What is Mohs surgery?
Mohs surgery, also called Mohs micrographic surgery, is a specialized procedure for the treatment of certain skin cancers. The technique was developed by Dr. Frederic Mohs in the mid 1900s and thus its name. The procedure entails removal of cancerous tissue followed by microscopic examination of that tissue in a way that ensures all the skin cancer cells have been removed while leaving behind the healthy tissue. Mohs is often referred to as a “tissue-sparing technique” because of the ability to leave the healthy tissue intact.
In simpler terms, abnormal skin is removed so that the margins (normal skin surrounding the skin cancer) can be assessed. If cancer is seen on the margins during microscopic examination then another piece (called a layer) will need to be taken. This process repeats itself until the cancer is removed entirely and then the wound can be repaired with sutures or left to heal on its own.
When is Mohs surgery recommended?
In our office, only non-melanoma skin cancers are treated with Mohs surgery. The most common types of these being basal cell carcinoma and squamous cell carcinoma. Additionally, Mohs surgery is reserved for cosmetically sensitive areas of the head and neck as well as hands and feet. Large or aggressive cancers that occur on other parts of the body may also be treated with Mohs surgery if deemed necessary by your primary dermatologist.
What to expect at your Mohs surgery appointment?
Mohs surgery is performed in an outpatient setting in our office.
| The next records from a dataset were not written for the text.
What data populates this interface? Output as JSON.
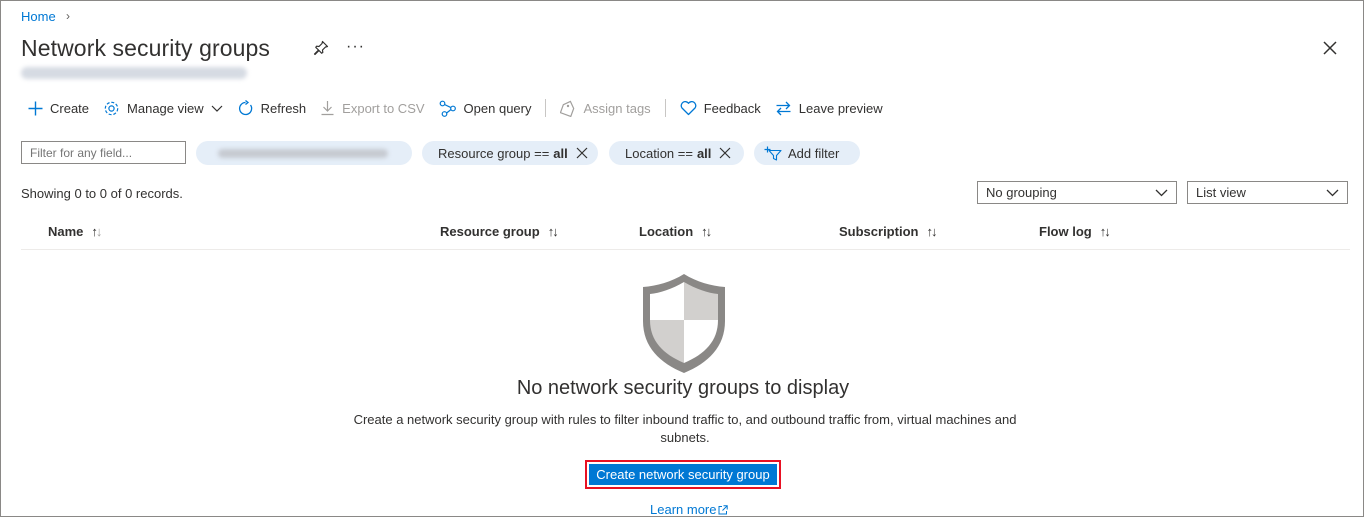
{
  "breadcrumb": {
    "home": "Home",
    "chevron": "›"
  },
  "page": {
    "title": "Network security groups",
    "more": "···"
  },
  "toolbar": {
    "create": "Create",
    "manage_view": "Manage view",
    "refresh": "Refresh",
    "export_csv": "Export to CSV",
    "open_query": "Open query",
    "assign_tags": "Assign tags",
    "feedback": "Feedback",
    "leave_preview": "Leave preview"
  },
  "filters": {
    "search_placeholder": "Filter for any field...",
    "resource_group": {
      "label": "Resource group ==",
      "value": "all"
    },
    "location": {
      "label": "Location ==",
      "value": "all"
    },
    "add_filter": "Add filter"
  },
  "records": {
    "showing": "Showing 0 to 0 of 0 records."
  },
  "view": {
    "grouping": "No grouping",
    "layout": "List view"
  },
  "columns": [
    {
      "label": "Name"
    },
    {
      "label": "Resource group"
    },
    {
      "label": "Location"
    },
    {
      "label": "Subscription"
    },
    {
      "label": "Flow log"
    }
  ],
  "empty_state": {
    "icon": "shield-icon",
    "title": "No network security groups to display",
    "description": "Create a network security group with rules to filter inbound traffic to, and outbound traffic from, virtual machines and subnets.",
    "button": "Create network security group",
    "learn_more": "Learn more"
  },
  "colors": {
    "accent": "#0078d4",
    "highlight_border": "#e81123",
    "pill_bg": "#e5eef8"
  }
}
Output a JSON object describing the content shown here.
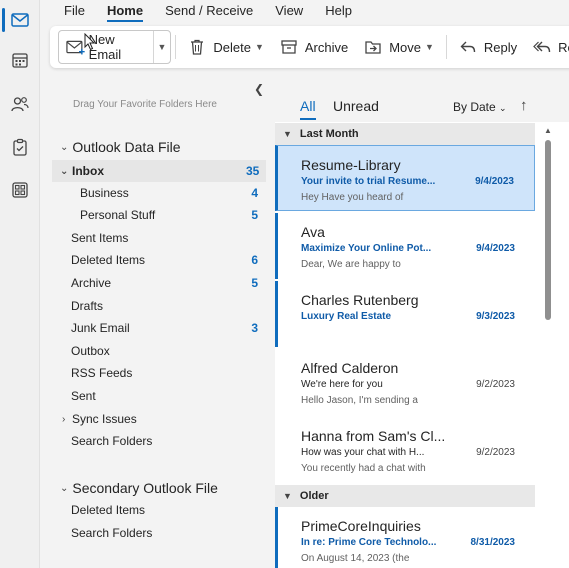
{
  "rail": {
    "items": [
      {
        "icon": "mail-icon",
        "active": true
      },
      {
        "icon": "calendar-icon",
        "active": false
      },
      {
        "icon": "people-icon",
        "active": false
      },
      {
        "icon": "tasks-icon",
        "active": false
      },
      {
        "icon": "apps-icon",
        "active": false
      }
    ]
  },
  "menu": {
    "items": [
      "File",
      "Home",
      "Send / Receive",
      "View",
      "Help"
    ],
    "active": "Home"
  },
  "ribbon": {
    "new_email": "New Email",
    "delete": "Delete",
    "archive": "Archive",
    "move": "Move",
    "reply": "Reply",
    "reply_all": "Rep"
  },
  "folders": {
    "drag_hint": "Drag Your Favorite Folders Here",
    "groups": [
      {
        "name": "Outlook Data File",
        "items": [
          {
            "label": "Inbox",
            "count": "35",
            "selected": true,
            "expandable": true,
            "indent": 0
          },
          {
            "label": "Business",
            "count": "4",
            "indent": 1
          },
          {
            "label": "Personal Stuff",
            "count": "5",
            "indent": 1
          },
          {
            "label": "Sent Items",
            "count": "",
            "indent": 0
          },
          {
            "label": "Deleted Items",
            "count": "6",
            "indent": 0
          },
          {
            "label": "Archive",
            "count": "5",
            "indent": 0
          },
          {
            "label": "Drafts",
            "count": "",
            "indent": 0
          },
          {
            "label": "Junk Email",
            "count": "3",
            "indent": 0
          },
          {
            "label": "Outbox",
            "count": "",
            "indent": 0
          },
          {
            "label": "RSS Feeds",
            "count": "",
            "indent": 0
          },
          {
            "label": "Sent",
            "count": "",
            "indent": 0
          },
          {
            "label": "Sync Issues",
            "count": "",
            "indent": 0,
            "collapsed": true
          },
          {
            "label": "Search Folders",
            "count": "",
            "indent": 0
          }
        ]
      },
      {
        "name": "Secondary Outlook File",
        "items": [
          {
            "label": "Deleted Items",
            "count": ""
          },
          {
            "label": "Search Folders",
            "count": ""
          }
        ]
      }
    ]
  },
  "message_list": {
    "tab_all": "All",
    "tab_unread": "Unread",
    "sort_label": "By Date",
    "sections": [
      {
        "label": "Last Month",
        "messages": [
          {
            "sender": "Resume-Library",
            "subject": "Your invite to trial Resume...",
            "date": "9/4/2023",
            "preview": "Hey   Have you heard of",
            "selected": true,
            "unread": true
          },
          {
            "sender": "Ava",
            "subject": "Maximize Your Online Pot...",
            "date": "9/4/2023",
            "preview": "Dear,  We are happy to",
            "unread": true
          },
          {
            "sender": "Charles Rutenberg",
            "subject": "Luxury Real Estate",
            "date": "9/3/2023",
            "preview": "",
            "unread": true
          },
          {
            "sender": "Alfred Calderon",
            "subject": "We're here for you",
            "date": "9/2/2023",
            "preview": "Hello Jason,   I'm sending a",
            "unread": false
          },
          {
            "sender": "Hanna from Sam's Cl...",
            "subject": "How was your chat with H...",
            "date": "9/2/2023",
            "preview": "You recently had a chat with",
            "unread": false
          }
        ]
      },
      {
        "label": "Older",
        "messages": [
          {
            "sender": "PrimeCoreInquiries",
            "subject": "In re: Prime Core Technolo...",
            "date": "8/31/2023",
            "preview": "On August 14, 2023 (the",
            "unread": true
          }
        ]
      }
    ]
  },
  "colors": {
    "accent": "#0f6cbd",
    "selected_bg": "#cfe4fa",
    "unread_text": "#0f5ba8"
  }
}
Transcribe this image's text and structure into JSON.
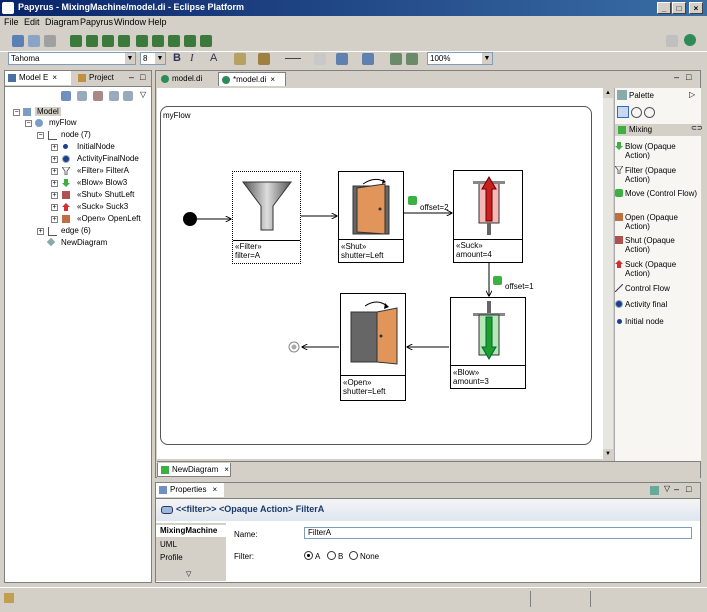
{
  "window": {
    "title": "Papyrus - MixingMachine/model.di - Eclipse Platform"
  },
  "menu": [
    "File",
    "Edit",
    "Diagram",
    "Papyrus",
    "Window",
    "Help"
  ],
  "toolbar": {
    "font": "Tahoma",
    "size": "8",
    "zoom": "100%",
    "bold": "B",
    "italic": "I",
    "font_color": "A"
  },
  "left_tabs": [
    {
      "label": "Model E"
    },
    {
      "label": "Project"
    }
  ],
  "tree": {
    "root": "Model",
    "flow": "myFlow",
    "node_group": "node (7)",
    "nodes": [
      {
        "label": "InitialNode"
      },
      {
        "label": "ActivityFinalNode"
      },
      {
        "label": "«Filter» FilterA"
      },
      {
        "label": "«Blow» Blow3"
      },
      {
        "label": "«Shut» ShutLeft"
      },
      {
        "label": "«Suck» Suck3"
      },
      {
        "label": "«Open» OpenLeft"
      }
    ],
    "edge_group": "edge (6)",
    "diagram": "NewDiagram"
  },
  "editor_tabs": [
    {
      "label": "model.di"
    },
    {
      "label": "*model.di"
    }
  ],
  "diagram": {
    "title": "myFlow",
    "nodes": {
      "filter": {
        "stereo": "«Filter»",
        "prop": "filter=A"
      },
      "shut": {
        "stereo": "«Shut»",
        "prop": "shutter=Left"
      },
      "suck": {
        "stereo": "«Suck»",
        "prop": "amount=4"
      },
      "blow": {
        "stereo": "«Blow»",
        "prop": "amount=3"
      },
      "open": {
        "stereo": "«Open»",
        "prop": "shutter=Left"
      }
    },
    "edge_labels": {
      "shut_suck": "offset=2",
      "suck_blow": "offset=1"
    }
  },
  "palette": {
    "title": "Palette",
    "drawer": "Mixing",
    "items": [
      {
        "label": "Blow (Opaque Action)",
        "icon": "blow-icon"
      },
      {
        "label": "Filter (Opaque Action)",
        "icon": "filter-icon"
      },
      {
        "label": "Move (Control Flow)",
        "icon": "move-icon"
      },
      {
        "label": "Open (Opaque Action)",
        "icon": "open-icon"
      },
      {
        "label": "Shut (Opaque Action)",
        "icon": "shut-icon"
      },
      {
        "label": "Suck (Opaque Action)",
        "icon": "suck-icon"
      },
      {
        "label": "Control Flow",
        "icon": "control-flow-icon"
      },
      {
        "label": "Activity final",
        "icon": "activity-final-icon"
      },
      {
        "label": "Initial node",
        "icon": "initial-node-icon"
      }
    ]
  },
  "diagram_tab": {
    "label": "NewDiagram"
  },
  "properties": {
    "tab": "Properties",
    "header": "<<filter>> <Opaque Action> FilterA",
    "sections": [
      "MixingMachine",
      "UML",
      "Profile"
    ],
    "name_label": "Name:",
    "name_value": "FilterA",
    "filter_label": "Filter:",
    "options": [
      "A",
      "B",
      "None"
    ],
    "selected": "A"
  },
  "colors": {
    "accent": "#0a246a",
    "selection": "#316ac5"
  }
}
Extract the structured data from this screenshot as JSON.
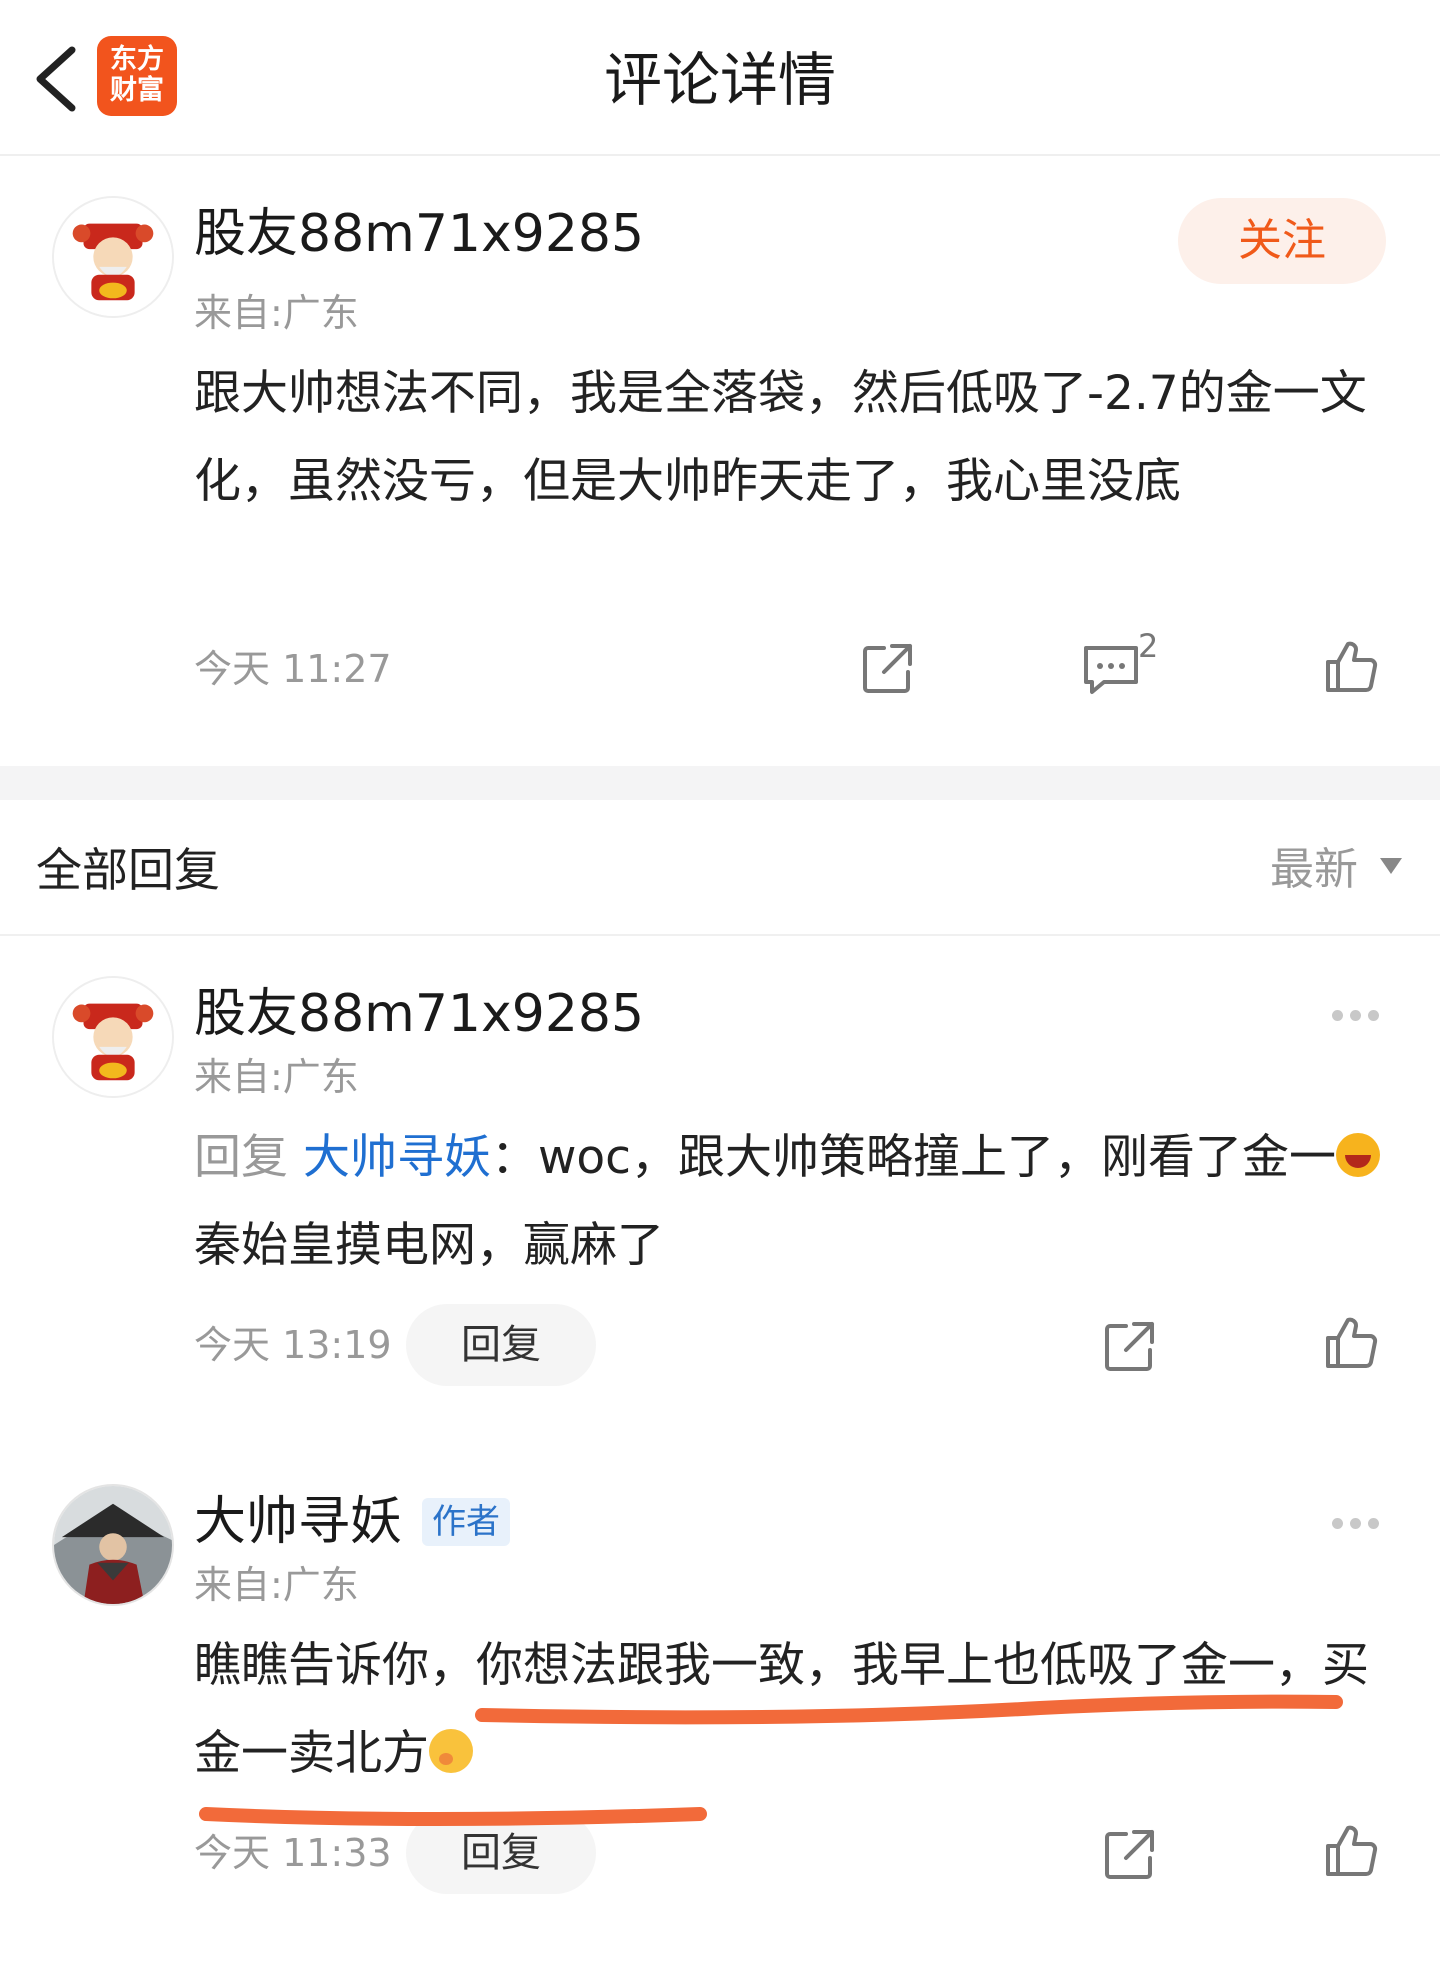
{
  "header": {
    "title": "评论详情",
    "logo_line1": "东方",
    "logo_line2": "财富"
  },
  "post": {
    "username": "股友88m71x9285",
    "location": "来自:广东",
    "follow_label": "关注",
    "content": "跟大帅想法不同，我是全落袋，然后低吸了-2.7的金一文化，虽然没亏，但是大帅昨天走了，我心里没底",
    "time": "今天 11:27",
    "comment_count": "2"
  },
  "replies_section": {
    "title": "全部回复",
    "sort_label": "最新"
  },
  "replies": [
    {
      "username": "股友88m71x9285",
      "location": "来自:广东",
      "reply_prefix": "回复 ",
      "mention": "大帅寻妖",
      "text_part1": "：woc，跟大帅策略撞上了，刚看了金一",
      "text_part2": "秦始皇摸电网，赢麻了",
      "time": "今天 13:19",
      "reply_label": "回复"
    },
    {
      "username": "大帅寻妖",
      "badge": "作者",
      "location": "来自:广东",
      "text": "瞧瞧告诉你，你想法跟我一致，我早上也低吸了金一，买金一卖北方",
      "time": "今天 11:33",
      "reply_label": "回复"
    }
  ],
  "colors": {
    "accent": "#f05a1a",
    "mention": "#1f6fd1",
    "underline": "#f26a3a"
  }
}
Only local anesthetics are required to numb the surgical area which is safer and has shorter recovery times compared to general anesthesia. Once the skin has been numbed, the visible skin cancer and biopsy scar are removed with a scalpel. You will receive a temporary bandage while your tissue is taken to the lab to be processed for microscopic examination. If cancer is found at any of the edges (margins) of the removed tissue, then another thin layer of skin will need to be excised and examined under the microscope. This process is repeated until the skin cancer is removed. Once the cancer is gone, the resultant wound will need to be addressed. We will have a discussion on how to best approach the healing process to minimize downtime and scarring. Typically, the wounds are repaired with sutures that will remain for 1-2 weeks before coming back to our office for removal.